1. You're better than you think you are...
When I first started college, I was overwhelmed by the intelligence of my classmates. I was astounded by how profound everyone sounded. I didn't think I had the ability to articulate words of such academic quality. I've never been very talkative in class, and I let my worries prevent me from speaking at all, in most cases. I would do the homework and write the essays, fretting that the professor would think I was dumb. However, all of that stress was for nothing, in the end. The professors I've had have been very understanding about my hesitancy to speak in class, and generally, they have been impressed with me. I'm not dumb. I just find it all too easy to slip into the habit of comparing myself to others.
2. But don't overestimate yourself.
High school may have been quite easy for me, but college has been a different experience. I have to devote much more time and energy to my studies now, and when I don't, it shows. I guess one could say I have been put in my place. While I have exceeded my expectations in some respects, I have also disappointed myself significantly. At first, I would get extremely depressed if I didn't do as well as I expected or hoped for an assignment. But now, I don't think the fact that I have disappointed myself is bad. I think there is a lot to learn from failure. I've gained perspective, and I have learned to face mistakes with humility and hope. Mistakes and failures will never define me, as long as I vow to stand back up and try again.

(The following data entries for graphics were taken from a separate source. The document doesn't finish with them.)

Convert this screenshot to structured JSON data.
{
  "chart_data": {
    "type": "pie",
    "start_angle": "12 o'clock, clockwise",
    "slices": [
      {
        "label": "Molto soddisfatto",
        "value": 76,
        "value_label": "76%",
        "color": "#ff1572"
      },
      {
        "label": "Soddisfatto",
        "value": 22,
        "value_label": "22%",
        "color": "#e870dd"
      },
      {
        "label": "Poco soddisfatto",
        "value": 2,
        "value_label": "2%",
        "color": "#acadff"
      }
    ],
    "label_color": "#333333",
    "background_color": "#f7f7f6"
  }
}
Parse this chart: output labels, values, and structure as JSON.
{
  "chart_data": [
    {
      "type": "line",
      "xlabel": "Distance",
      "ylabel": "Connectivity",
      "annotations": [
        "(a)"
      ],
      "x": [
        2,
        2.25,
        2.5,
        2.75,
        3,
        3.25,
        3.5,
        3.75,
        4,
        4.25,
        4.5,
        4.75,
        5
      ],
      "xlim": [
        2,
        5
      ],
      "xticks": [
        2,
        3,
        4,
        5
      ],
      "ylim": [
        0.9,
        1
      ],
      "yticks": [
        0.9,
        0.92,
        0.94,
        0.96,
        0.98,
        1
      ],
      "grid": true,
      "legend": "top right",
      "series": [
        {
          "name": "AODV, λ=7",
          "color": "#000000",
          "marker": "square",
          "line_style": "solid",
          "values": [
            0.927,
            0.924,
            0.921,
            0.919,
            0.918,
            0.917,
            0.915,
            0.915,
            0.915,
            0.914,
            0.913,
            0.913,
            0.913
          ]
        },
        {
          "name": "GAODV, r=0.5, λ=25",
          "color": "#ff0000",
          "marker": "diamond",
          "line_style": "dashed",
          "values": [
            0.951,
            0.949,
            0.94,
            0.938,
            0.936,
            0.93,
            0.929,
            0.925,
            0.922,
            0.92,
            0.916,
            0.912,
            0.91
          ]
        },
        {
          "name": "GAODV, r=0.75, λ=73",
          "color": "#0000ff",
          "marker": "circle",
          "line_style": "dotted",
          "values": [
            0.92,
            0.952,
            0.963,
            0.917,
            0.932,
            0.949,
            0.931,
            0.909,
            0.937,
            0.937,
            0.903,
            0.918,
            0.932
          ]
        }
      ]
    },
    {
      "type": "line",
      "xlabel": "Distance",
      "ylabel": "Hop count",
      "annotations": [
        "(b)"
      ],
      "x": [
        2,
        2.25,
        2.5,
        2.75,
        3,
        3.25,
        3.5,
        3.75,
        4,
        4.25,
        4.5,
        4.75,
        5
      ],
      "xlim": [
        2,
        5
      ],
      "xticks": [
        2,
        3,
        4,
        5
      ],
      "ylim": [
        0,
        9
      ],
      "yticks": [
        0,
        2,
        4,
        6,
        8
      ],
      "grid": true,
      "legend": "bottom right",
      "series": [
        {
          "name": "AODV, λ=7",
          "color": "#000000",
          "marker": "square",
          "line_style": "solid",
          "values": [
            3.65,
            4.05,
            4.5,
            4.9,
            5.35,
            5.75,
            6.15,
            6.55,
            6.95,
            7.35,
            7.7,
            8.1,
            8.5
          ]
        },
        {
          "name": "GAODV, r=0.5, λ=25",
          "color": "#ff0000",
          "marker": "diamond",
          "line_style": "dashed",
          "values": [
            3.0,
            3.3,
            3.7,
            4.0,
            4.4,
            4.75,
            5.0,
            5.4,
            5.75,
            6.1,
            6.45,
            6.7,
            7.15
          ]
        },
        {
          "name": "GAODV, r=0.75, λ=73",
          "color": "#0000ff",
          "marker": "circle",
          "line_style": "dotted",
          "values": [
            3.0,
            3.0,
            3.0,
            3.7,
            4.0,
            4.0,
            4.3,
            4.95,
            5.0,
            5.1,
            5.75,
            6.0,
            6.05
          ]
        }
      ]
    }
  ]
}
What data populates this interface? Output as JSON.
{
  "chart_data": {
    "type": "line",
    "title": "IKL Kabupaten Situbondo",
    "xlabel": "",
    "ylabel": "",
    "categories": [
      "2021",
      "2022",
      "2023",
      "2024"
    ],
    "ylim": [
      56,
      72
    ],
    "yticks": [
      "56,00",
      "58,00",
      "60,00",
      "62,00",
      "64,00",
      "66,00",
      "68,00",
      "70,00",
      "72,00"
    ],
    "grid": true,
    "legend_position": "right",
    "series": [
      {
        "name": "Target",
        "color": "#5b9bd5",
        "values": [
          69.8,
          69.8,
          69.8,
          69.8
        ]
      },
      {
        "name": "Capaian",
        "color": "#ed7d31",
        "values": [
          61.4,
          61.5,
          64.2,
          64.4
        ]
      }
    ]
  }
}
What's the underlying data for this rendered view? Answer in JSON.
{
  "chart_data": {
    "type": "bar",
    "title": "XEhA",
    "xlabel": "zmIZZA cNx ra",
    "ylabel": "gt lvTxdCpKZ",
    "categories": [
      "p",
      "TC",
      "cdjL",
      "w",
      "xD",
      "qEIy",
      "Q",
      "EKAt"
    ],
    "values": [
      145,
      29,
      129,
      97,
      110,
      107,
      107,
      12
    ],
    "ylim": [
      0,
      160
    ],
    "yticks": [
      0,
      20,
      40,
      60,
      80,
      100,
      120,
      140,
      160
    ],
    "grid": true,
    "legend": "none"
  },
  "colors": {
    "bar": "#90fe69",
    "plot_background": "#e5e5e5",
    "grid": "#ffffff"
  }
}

3. Nothing is as glamorous or exciting as people like to make it out to be.
Everyone says you'll meet your life-long friends in college, that you'll find the people who will stick by your side until the end. I never found my life-long group of friends, or really anyone at all, despite the fact that I have been in college for about a year and a half. Sure, I've met people, but I have not made any lasting friendships. I don't think that means there's anything wrong with me; I just think it means that being social is difficult for me, and there is no magic spell that will allow me to make friends more easily, even in college. I haven't had any awe-inspiring, self-discovering moments. I am still quite uncertain about myself and my future. Overall, much of my experience feels kind of underwhelming to me, though I still believe my education is important and worth the struggle. Everyone's college experience will be different, and it will not always live up to the surreal images that have been planted in our minds.
4. It's okay to admit that things aren't exactly what you wanted them to be.
The fact that my college experience isn't what I wanted it to be does not mean I have failed. It simply means that things are different, and different does not have to be negative. I am open to the idea that perhaps there is some sort of purpose to the things I am experiencing, and there will be something positive that comes out of this.